As for the OP, I don’t know of any existing work along exactly these lines, but that doesn’t mean it’s not a potentially fruitful approach, or at least a useful conceptual organization. (In the last blog linked to, a commenter raises the objection that “you’re not going to get much more than new terms for complexity concepts”, but this correspondence of concepts across disciplines can be valuable in itself. One might just as well declare that studying arithmetic with the tools of group theory is simply a renaming of terms, but to be dismissive is to ignore the manner in which these shifts in perspective bring to sight the applicability of general results and machinery not previously immediately visible as relevant…).
[As a further slight nitpick, the commenter seems to have in mind a category where any two reductions between the same languages are considered equal (as evidenced by, for example, his description of languages in P as initial objects and NP-complete ones as terminal objects). But, the more interesting thing, I would think, is to look at a category which has not already gone through such preorder reflection. Alternatively, perhaps they simply meant “weak initial/terminal”].
Anyway, when starting off, I see no need to limit ourselves prematurely to the NP-hard languages. We might well first investigate the category whose objects are arbitrary languages and whose morphisms are arbitrary Turing reductions. (If we liked, we could investigate arbitrary problems as well, not just decision problems). This is the obvious categorification of computability theory (aka, recursion theory), with the poset reflection of this category being the Turing degrees.
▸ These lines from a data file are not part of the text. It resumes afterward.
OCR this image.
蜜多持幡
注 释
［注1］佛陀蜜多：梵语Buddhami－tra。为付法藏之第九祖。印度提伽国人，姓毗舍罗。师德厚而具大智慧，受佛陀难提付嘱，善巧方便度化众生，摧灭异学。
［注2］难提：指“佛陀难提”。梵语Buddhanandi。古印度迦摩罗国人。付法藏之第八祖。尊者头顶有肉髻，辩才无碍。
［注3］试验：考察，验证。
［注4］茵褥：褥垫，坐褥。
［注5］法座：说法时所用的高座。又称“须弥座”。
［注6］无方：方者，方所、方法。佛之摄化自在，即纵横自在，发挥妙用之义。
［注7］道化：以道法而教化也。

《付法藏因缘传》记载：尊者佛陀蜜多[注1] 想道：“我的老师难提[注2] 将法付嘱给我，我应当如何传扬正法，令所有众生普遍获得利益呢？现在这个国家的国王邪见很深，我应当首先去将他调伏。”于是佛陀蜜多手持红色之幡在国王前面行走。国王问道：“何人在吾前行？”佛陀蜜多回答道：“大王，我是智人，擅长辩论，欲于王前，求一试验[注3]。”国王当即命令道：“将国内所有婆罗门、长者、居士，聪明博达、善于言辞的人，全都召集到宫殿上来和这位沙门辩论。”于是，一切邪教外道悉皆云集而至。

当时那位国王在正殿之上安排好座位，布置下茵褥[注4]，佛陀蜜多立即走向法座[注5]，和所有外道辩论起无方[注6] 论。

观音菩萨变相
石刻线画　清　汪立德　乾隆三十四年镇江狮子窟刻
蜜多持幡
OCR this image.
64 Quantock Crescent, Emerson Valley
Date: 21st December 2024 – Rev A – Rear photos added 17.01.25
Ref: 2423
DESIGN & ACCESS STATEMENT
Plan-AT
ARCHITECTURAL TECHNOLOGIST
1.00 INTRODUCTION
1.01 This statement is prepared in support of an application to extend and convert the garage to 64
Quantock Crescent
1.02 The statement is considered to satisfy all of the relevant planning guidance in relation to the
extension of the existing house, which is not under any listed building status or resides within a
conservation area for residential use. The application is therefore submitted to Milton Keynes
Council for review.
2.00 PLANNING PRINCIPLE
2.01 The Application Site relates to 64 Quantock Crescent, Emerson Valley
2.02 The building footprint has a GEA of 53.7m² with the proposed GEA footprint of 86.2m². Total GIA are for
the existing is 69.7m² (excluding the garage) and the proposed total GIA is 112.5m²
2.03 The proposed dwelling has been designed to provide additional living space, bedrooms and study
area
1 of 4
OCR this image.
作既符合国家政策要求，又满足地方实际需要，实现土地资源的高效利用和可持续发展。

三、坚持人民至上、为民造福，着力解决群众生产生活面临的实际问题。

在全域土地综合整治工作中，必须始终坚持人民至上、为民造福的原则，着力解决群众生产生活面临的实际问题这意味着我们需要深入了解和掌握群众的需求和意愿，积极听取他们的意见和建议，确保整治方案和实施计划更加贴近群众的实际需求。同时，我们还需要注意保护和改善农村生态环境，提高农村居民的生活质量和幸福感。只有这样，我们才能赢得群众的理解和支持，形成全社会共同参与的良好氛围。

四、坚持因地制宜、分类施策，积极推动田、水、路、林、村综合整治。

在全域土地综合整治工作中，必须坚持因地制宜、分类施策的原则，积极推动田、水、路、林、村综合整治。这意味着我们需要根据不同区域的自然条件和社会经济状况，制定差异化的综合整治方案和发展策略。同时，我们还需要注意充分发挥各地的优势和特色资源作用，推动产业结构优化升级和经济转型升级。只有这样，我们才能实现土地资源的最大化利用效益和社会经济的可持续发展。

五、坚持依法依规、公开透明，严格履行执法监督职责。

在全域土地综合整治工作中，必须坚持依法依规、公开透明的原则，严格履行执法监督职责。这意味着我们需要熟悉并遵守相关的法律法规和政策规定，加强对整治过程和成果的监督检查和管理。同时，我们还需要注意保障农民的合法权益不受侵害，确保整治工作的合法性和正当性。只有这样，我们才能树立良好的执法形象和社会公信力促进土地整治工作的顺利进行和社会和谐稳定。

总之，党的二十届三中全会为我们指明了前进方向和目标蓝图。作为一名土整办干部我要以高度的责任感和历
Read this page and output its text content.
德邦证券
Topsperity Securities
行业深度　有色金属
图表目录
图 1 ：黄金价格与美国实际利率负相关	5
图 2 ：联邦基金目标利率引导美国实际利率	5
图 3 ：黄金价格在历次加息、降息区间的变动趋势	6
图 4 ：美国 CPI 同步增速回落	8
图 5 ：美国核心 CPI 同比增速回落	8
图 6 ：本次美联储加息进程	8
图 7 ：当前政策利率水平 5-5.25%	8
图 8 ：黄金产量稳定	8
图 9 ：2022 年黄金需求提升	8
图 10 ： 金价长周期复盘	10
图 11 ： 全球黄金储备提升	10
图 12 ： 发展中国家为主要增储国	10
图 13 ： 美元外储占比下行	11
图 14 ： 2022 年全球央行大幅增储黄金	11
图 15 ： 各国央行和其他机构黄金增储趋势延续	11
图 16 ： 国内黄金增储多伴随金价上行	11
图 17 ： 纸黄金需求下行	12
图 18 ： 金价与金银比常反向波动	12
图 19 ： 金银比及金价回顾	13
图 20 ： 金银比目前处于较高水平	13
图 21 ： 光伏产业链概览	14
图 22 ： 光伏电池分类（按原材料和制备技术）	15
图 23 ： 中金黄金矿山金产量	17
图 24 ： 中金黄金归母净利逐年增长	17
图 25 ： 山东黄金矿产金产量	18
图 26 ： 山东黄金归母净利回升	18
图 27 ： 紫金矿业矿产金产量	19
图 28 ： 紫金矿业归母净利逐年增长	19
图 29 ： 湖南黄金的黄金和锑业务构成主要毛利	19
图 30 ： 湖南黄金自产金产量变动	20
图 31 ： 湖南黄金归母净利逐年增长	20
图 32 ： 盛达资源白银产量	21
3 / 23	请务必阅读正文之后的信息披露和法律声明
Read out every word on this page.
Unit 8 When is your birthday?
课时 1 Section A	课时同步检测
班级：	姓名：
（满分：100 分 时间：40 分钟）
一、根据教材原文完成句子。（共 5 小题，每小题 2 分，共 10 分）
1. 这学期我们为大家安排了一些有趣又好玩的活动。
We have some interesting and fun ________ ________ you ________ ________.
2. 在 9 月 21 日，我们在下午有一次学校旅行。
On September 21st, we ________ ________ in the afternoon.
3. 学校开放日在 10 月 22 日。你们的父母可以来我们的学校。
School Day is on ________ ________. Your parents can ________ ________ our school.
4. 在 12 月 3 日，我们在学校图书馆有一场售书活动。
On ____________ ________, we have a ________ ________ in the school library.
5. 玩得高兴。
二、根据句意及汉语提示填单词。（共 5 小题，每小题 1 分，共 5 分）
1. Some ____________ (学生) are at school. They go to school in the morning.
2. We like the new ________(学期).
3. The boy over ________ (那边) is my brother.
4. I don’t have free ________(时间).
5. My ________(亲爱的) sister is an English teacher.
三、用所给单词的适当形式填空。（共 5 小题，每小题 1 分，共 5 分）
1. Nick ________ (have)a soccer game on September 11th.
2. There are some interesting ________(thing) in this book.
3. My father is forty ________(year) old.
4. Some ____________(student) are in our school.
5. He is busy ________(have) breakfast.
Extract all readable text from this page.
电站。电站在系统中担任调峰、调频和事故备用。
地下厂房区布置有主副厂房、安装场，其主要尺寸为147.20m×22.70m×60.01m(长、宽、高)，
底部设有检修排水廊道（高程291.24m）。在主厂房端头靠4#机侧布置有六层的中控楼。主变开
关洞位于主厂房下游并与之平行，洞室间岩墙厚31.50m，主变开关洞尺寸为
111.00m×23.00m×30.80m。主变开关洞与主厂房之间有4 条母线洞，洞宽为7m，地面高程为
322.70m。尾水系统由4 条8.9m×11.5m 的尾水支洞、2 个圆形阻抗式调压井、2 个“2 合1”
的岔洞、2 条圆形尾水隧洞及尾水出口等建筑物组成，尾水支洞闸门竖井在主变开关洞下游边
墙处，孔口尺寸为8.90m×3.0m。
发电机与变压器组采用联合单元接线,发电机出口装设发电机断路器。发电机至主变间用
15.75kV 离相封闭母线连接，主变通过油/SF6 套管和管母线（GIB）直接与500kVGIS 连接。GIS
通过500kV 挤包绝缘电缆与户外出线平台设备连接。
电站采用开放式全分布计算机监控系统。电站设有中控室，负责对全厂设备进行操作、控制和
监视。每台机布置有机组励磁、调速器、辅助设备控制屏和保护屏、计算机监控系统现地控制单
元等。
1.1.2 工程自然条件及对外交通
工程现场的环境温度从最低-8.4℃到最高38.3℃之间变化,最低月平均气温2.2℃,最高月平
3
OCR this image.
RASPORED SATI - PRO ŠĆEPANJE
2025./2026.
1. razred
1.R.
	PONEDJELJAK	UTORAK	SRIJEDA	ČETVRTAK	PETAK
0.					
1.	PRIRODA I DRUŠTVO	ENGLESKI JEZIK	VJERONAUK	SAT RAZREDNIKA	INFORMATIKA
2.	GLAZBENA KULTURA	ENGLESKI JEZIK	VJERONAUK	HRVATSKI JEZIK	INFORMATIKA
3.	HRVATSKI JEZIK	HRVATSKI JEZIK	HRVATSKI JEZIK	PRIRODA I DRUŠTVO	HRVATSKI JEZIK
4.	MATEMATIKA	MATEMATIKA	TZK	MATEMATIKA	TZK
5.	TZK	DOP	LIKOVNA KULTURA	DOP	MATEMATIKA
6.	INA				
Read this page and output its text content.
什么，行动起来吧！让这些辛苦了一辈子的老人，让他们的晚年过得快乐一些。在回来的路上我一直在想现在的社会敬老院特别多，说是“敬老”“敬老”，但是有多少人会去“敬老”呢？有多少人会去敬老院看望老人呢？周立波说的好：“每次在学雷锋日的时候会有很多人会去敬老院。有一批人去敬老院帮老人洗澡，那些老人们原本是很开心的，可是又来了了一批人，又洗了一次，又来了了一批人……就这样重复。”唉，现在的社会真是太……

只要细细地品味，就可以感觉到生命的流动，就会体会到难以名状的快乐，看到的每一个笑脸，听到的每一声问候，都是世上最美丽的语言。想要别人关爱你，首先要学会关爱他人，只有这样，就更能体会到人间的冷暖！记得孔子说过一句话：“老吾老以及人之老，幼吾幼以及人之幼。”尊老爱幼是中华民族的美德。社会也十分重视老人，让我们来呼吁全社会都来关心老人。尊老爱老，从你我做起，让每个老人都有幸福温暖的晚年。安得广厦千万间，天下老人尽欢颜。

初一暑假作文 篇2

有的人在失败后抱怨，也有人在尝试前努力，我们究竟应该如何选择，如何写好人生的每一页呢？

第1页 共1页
By then limiting ourselves to Cook or Karp reductions and/or NP-complete or NP-hard languages, we are simply extracting certain subcategories of interest. Off the top of my head, I can’t think of anything particularly intelligent to say about the relations between these, though I’m sure there are some adjunctions and so forth to be found.
But, as ftg points out, any proof one way or another regarding P vs. NP would have to get around the relativization problem, so one will have to find some property not preserved under reconstructing these categories relative to an arbitrary oracle in order to be able to conclude anything on that front. Still, regardless of whether such a fundamental insight is itself category-theoretic or comes externally, the framework can be helpful to structure and clarify the work which needs to be done (using the previous analogy, this would be the way one might invoke groups to present work in arithmetic even when one’s argument largely depends on fundamental insights from outside group theory; groups, categories, and so forth are conceptual tools of ubiquitous application, not merely to be invoked when unavoidably necessary).
If one is not necessarily interested in this category in particular but in connections between category theory and complexity theory more generally, one perhaps more straightforward thing to do is to investigate the category whose objects are “data types” and morphisms are computable functions between them, and its relation to its subcategory containing only polytime functions (whose output sizes are also polynomially bounded, to ensure closure under composition). Under the Curry-Howard isomorphism, we should expect such categories to correspond to some logic; I think the line of work including “bounded linear logic” and “light linear logic” is probably the one to investigate here.
In a different vein of connections between category theory, complexity theory, and logic, I also have several papers sitting around on “polynomial-time realizability” which I keep meaning to look into and yet have not gotten around. But Seely’s “Graded Multicategories of Polynomial-Time Realizers” hits all the right buzzwords.